The exhibition will include a selection of text-based paintings whose content runs the gamut from diaristic to schematic. Using a combination of verbal and visual punning (look past the textual plasticity at how the words are painted and you’ll notice a winking sleight-of-hand), Miko’s words and materials work together to disrupt the other’s presumptive functions of transparency: Words fade in and out, obscuring distinctions between background and foreground; the letters themselves are mannered and irregular; and the use of color, value and gradation upends the text’s legibility. At the same time, the words’ meanings are slippery, and seem to engage in a play with the paintings’ material, self-reflexive propositions. While certainly analytical and conscious of their histories and predecessors, Miko’s works are never diagrammatic, but rather place a premium on improvisation and mutability, revealing a practice that flows easily among influences and styles as wide-ranging as Mel Bochner’s Thesaurus paintings, the schematic structure of Jess’ Translations, the work of Paul Thek, Forrest Bess and Alphonse Allais, as well Trompe l’oeil, geometric abstraction, and Albers’ color studies.
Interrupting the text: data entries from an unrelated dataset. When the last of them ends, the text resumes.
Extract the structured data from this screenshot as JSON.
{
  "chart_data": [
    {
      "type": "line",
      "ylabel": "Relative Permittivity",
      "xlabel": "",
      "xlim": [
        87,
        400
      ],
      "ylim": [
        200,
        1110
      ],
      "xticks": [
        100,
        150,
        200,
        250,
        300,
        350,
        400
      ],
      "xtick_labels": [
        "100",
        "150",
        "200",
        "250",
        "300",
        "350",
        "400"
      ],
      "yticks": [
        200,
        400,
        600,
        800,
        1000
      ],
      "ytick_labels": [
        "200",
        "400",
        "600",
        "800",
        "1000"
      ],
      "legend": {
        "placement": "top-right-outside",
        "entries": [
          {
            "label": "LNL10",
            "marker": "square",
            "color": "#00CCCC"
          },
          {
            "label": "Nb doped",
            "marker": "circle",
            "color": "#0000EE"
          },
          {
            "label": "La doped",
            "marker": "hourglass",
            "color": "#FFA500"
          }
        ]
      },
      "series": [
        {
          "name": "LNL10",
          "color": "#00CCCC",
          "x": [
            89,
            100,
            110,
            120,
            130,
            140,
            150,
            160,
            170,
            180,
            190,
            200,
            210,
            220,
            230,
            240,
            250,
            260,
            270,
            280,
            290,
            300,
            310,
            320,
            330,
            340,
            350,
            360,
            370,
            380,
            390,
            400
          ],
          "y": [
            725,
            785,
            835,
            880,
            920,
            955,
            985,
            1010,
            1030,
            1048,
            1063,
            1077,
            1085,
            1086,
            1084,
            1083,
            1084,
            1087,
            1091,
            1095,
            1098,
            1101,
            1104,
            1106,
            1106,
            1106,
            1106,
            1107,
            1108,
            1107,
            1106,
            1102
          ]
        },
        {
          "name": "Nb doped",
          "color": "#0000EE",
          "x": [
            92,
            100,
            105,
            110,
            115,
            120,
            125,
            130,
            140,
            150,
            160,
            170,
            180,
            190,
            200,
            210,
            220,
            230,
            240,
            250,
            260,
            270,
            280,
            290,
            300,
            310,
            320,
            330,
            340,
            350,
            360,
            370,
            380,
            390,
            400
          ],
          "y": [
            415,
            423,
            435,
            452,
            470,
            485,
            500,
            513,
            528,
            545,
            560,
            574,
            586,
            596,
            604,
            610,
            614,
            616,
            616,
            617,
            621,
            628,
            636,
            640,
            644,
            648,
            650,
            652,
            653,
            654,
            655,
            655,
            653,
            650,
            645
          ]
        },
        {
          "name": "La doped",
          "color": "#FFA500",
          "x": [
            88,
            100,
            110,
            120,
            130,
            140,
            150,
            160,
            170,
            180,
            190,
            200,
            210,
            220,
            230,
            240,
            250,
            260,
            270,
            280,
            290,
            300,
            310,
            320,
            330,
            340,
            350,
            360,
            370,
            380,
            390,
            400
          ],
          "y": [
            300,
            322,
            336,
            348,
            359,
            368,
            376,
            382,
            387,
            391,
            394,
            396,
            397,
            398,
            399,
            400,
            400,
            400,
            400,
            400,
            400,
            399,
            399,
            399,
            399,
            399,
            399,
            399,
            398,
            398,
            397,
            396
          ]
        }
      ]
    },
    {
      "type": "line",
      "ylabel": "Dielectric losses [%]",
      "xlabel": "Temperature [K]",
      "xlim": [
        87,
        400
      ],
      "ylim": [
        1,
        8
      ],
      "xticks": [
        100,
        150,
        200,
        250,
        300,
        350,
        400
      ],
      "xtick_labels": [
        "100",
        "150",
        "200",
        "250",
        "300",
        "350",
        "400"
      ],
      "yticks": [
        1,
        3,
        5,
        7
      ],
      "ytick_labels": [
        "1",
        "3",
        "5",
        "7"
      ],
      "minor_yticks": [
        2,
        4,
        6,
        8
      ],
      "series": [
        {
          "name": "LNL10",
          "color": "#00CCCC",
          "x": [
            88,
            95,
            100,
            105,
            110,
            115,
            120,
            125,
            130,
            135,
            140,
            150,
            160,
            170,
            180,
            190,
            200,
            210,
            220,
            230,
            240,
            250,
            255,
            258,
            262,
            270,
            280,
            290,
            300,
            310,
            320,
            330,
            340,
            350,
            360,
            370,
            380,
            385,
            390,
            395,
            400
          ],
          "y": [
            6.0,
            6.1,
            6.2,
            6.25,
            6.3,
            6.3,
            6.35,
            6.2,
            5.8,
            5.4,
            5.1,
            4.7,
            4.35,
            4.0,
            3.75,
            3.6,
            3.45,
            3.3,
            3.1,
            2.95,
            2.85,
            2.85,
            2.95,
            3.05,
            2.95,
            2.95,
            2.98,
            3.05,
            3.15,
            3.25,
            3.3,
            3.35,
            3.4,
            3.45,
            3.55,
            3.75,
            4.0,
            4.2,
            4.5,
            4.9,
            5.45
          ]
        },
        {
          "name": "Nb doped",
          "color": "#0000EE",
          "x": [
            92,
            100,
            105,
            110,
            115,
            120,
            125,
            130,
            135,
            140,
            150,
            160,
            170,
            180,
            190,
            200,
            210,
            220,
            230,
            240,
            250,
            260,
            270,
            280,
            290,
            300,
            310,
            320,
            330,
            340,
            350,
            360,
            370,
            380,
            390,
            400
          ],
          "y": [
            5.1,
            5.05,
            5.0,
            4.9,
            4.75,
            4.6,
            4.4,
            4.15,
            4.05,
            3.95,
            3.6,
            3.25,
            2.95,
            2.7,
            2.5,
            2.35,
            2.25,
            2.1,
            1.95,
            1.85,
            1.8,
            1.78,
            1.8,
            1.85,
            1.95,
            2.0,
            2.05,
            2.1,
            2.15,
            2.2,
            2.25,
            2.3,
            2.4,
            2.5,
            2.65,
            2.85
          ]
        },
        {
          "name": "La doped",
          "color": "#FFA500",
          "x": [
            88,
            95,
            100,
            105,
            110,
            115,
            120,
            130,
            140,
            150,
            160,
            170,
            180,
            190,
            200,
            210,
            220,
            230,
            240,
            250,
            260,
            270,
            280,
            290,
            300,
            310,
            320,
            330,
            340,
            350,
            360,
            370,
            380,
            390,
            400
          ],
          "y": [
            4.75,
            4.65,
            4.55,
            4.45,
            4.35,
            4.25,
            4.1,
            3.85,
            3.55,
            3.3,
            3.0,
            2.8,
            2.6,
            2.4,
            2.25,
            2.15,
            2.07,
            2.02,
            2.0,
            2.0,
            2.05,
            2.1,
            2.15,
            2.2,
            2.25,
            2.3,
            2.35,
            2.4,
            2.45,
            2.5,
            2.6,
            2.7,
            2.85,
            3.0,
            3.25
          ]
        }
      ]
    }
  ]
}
Also on view will be two of Miko’s signature Archives, furniture designed to house, as well as create an historical and conceptual framework for, his 8×8 inch paintings, a format he has used consistently since 2001. Though meticulously crafted (and vaguely anthropomorphic), the Archives are primarily functional, existing to parse and celebrate a broad range of work by creating a snapshot of its diversity over time.
Arrayed throughout the gallery will be a selection of “Lost Paintings,” a series of so-called failed paintings that Miko has repurposed into quasifunctional furniture. The paintings are sanded down and inked over using a purple dye most often associated with cash register receipt printing. Serial, modular and potentially useful, the “Lost Paintings” reinsert themselves into the commercial flow, gaining a use-value notably absent from their previous home on a forgotten studio shelf.
A wall-size, site-specific work will also be installed on the rear wall of gallery. A material and conceptual expansion of Miko’s “Empty Rooms,” “Empty Building” asserts itself as both an architectural intervention and optical game through subtle manipulation of scale, perspective and color.